2. Der Prüfling soll einem Kunden eine Brille und einem Kneifer anpassen und die Fassungen mit spärischen Gläsern versehen.

R e p a r a t u r e n    a n    A u g e n g l ä s e r f a s s u n g e n

Von den nachbenannten Reparaturen hat der Prüfling drei vom Prüfungsausschuß zu wählende Arbeiten zu liefern:

  1. Anlöten von Backen, Scharnieren, Nasenstegen an Fassungen in edlen und unedlen Metallen.
  2. Schildpattstege aufsetzen an Kneifern und Brillen.
  3. Augenlidhalter ansetzen.
  4. Einsetzen von Gläsern in Schildpatt, Horn, Kautschuk oder Zelloloid-Fassungen.
  5. Kitten von Bifokalgläsern.
  6. Gewindeschneiden und Auswählen passender Schrauben.
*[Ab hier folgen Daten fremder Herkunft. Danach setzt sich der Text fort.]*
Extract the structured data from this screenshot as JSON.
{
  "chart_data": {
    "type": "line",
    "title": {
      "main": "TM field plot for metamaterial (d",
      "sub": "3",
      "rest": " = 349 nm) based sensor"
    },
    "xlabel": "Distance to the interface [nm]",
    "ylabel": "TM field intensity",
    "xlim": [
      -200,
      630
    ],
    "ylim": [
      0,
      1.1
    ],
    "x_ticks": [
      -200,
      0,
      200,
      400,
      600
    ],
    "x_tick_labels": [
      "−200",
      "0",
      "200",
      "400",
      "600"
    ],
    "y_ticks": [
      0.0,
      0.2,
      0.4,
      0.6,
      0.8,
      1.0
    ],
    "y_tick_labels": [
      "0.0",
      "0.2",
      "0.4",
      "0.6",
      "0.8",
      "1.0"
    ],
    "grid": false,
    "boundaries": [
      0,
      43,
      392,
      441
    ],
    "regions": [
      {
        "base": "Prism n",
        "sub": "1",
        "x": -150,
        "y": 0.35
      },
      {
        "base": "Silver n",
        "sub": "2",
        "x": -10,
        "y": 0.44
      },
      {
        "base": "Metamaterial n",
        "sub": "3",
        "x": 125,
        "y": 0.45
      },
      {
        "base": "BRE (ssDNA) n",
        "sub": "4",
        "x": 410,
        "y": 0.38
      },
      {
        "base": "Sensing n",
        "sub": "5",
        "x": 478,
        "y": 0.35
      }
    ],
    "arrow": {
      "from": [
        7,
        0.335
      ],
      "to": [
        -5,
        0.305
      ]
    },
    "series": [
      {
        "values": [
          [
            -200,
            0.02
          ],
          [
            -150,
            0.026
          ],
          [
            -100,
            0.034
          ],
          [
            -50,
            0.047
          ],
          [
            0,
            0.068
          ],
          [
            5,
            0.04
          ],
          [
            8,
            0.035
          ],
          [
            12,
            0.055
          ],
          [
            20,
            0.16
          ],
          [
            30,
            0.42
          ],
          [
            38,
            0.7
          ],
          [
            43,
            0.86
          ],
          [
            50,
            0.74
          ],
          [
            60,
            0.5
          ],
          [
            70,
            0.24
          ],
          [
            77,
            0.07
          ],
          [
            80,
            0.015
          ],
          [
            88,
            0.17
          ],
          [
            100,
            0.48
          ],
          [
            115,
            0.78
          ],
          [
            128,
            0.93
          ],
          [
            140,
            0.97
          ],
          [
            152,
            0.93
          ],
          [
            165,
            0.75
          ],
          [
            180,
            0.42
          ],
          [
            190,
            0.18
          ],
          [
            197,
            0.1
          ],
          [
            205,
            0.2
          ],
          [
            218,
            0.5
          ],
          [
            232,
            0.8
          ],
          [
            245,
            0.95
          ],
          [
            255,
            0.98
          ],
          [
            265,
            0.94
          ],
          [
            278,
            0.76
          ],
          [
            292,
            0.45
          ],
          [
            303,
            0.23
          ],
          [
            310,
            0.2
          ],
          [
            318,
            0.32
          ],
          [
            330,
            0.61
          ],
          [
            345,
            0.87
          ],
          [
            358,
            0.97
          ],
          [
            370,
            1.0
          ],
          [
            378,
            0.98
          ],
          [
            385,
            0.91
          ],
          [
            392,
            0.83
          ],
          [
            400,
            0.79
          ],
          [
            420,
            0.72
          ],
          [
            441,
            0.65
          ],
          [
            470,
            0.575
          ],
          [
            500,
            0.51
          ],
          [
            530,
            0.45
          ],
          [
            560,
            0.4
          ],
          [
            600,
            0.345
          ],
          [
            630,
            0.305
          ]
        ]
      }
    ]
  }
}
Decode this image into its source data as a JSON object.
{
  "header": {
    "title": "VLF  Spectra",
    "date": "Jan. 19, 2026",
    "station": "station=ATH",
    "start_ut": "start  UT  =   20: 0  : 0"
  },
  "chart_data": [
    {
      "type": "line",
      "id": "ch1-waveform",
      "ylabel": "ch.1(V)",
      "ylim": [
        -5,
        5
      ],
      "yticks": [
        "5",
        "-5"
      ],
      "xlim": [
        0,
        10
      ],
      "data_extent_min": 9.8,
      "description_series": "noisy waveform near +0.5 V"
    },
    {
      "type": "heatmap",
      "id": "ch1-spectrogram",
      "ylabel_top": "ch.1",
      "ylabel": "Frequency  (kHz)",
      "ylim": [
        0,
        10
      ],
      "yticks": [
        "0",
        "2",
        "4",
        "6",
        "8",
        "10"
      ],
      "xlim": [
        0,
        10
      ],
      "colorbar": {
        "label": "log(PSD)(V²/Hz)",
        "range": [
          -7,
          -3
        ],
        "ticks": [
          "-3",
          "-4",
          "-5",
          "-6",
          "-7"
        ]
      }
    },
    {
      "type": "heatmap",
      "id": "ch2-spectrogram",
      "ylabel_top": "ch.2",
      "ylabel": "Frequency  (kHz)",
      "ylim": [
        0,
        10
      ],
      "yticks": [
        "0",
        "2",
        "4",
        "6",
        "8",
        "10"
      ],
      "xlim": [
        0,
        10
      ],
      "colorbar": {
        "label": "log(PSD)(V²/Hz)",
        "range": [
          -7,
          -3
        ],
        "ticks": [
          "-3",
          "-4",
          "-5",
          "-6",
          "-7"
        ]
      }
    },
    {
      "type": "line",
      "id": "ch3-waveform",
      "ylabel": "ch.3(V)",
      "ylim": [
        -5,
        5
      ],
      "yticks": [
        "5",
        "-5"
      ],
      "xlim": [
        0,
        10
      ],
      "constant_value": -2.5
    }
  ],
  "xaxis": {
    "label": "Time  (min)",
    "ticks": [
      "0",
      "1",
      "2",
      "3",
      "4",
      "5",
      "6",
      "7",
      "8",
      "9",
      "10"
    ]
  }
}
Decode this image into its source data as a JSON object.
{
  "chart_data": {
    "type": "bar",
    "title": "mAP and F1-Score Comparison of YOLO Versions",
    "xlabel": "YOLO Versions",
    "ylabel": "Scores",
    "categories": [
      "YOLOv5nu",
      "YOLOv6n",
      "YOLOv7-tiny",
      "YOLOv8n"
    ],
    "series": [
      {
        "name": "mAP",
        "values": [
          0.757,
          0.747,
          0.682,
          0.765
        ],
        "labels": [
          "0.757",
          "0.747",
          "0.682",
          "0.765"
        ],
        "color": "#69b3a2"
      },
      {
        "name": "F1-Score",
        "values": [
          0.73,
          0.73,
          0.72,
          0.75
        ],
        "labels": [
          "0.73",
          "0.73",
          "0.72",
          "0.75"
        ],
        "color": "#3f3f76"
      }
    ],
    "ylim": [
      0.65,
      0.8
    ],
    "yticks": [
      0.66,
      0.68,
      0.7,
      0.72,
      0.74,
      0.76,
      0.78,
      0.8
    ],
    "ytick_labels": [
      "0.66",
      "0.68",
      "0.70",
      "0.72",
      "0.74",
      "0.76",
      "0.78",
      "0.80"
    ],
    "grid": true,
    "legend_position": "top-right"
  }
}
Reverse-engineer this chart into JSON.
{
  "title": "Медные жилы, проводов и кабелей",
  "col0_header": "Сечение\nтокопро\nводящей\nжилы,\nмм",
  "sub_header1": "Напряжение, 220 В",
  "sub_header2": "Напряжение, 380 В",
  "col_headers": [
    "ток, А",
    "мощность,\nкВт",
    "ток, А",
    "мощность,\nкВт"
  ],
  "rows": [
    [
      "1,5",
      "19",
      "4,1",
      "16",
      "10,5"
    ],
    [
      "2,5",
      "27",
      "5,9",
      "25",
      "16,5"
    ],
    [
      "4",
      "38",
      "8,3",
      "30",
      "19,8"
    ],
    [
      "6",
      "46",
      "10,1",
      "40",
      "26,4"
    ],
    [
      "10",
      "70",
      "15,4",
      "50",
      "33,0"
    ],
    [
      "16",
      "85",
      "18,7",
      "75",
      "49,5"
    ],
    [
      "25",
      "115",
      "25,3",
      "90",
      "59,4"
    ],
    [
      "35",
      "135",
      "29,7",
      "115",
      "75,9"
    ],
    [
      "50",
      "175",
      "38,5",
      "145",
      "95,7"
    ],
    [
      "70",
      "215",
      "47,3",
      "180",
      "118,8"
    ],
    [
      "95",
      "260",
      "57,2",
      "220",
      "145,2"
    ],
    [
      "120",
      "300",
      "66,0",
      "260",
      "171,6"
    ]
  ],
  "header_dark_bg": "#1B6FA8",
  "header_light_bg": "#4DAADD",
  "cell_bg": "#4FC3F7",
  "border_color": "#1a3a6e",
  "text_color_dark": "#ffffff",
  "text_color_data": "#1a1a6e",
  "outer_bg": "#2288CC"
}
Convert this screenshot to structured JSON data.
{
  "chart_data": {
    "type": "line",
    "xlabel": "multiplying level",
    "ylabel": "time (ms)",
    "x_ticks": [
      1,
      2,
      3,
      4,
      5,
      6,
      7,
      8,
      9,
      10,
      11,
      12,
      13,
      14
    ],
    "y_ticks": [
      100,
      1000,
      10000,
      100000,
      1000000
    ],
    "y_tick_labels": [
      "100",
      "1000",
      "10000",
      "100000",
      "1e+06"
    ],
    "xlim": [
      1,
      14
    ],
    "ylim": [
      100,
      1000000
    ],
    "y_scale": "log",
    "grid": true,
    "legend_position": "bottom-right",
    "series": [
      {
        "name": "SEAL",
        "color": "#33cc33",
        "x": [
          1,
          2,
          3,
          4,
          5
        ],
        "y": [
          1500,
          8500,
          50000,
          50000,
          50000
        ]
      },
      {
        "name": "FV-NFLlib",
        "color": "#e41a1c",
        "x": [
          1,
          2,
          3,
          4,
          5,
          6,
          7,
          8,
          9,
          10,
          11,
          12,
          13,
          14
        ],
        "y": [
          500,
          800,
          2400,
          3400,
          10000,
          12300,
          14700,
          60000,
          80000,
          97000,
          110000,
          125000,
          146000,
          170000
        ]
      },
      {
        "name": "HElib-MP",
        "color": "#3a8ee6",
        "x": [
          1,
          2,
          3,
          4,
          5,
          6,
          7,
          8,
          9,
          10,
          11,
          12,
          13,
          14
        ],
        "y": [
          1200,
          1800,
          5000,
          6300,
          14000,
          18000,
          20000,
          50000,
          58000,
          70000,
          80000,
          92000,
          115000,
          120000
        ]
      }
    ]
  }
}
B e h a n d l u n g    u n d    R e p a r a t u r    v o n   G e g e n s t ä n d e n,    w e l c h e    i n    o p t i s c h e n
G e s c h ä f t e n    g e f ü h r t    w e r d e n :

  1. Operngläser individuell durch Vorsetzen von Gläsern den Augen anpassen.
  2. Achromatische Linsen kitten.
  3. Justieren von binokularen Perspektiven galliläischer Konstruktion.
  4. Einstellen und Reinigen von Mikroskopen bis zu 300maliger linearer Vergrößerung.
  5. Einstellen und Reinigen von Fernrohren.
  6. Reißfedern und Zirkel anschleifen und justieren.
  7. Thermometerröhren aufbinden.
  8. Quecksilberthermometer reparieren.

T h e o r e t i s c h e    K e n n t n i s s e

  1. Lehre vom anatomischen Bau des Auges und den Anomalien, soweit sie für den Optiker in Betracht kommen.
  2. Die Wirkung der optischen Linsen und Spiegel.
  3. Die Bedeutung dieser Wirkung der Linsen zur Korrektion des fehlerhaften Auges.
  4. Die Lehre von den verschiedenen Gestellen der Brillen, Kneifer und Lorgnetten.
  5. Kenntnis der wichtigsten physikalischen Gesetze, insbesondere soweit sie für den Optiker eine praktische Bedeutung haben, als:
    Die Lehre vom Licht,
    Die Lehre von der Wärme,
    Meteorologie.
  6. Die Funktionsweise der von den Optikern geführten Waren.
  7. Eine kurze Geschichte, resp. der Entwicklungsgang der wichtigsten optischen Instrumente.
  8. Materialkunde, Eigenschaften, Verwendung, Wert, etc.

B. FAKULTATIV

B e h a n d l u n g    u n d    R e p a r a t u r v o n :

  1. Instrumenten zur Augenuntersuchung.
  2. photographischen Apparaten und den dazugehörigen Artikeln.
  3. elektrischen Apparaten (Schwachstrom).
  4. mechanischen Lehrmitteln.
  5. Projektionsapparaten.
  6. Theodoliten.
  7. Nivellierinstrumenten.
  8. Sextantanten.
  9. Winkelspiegeln.
  10. Wasserwaagen einsetzen und justieren.
  11. Bandmaße reparieren.

T h e o r e t i s c h e    K e n n t n i s s e

Einige kaufmännische Kenntnisse über den Einkauf von Waren, Korrespondenz, Buchführung etc.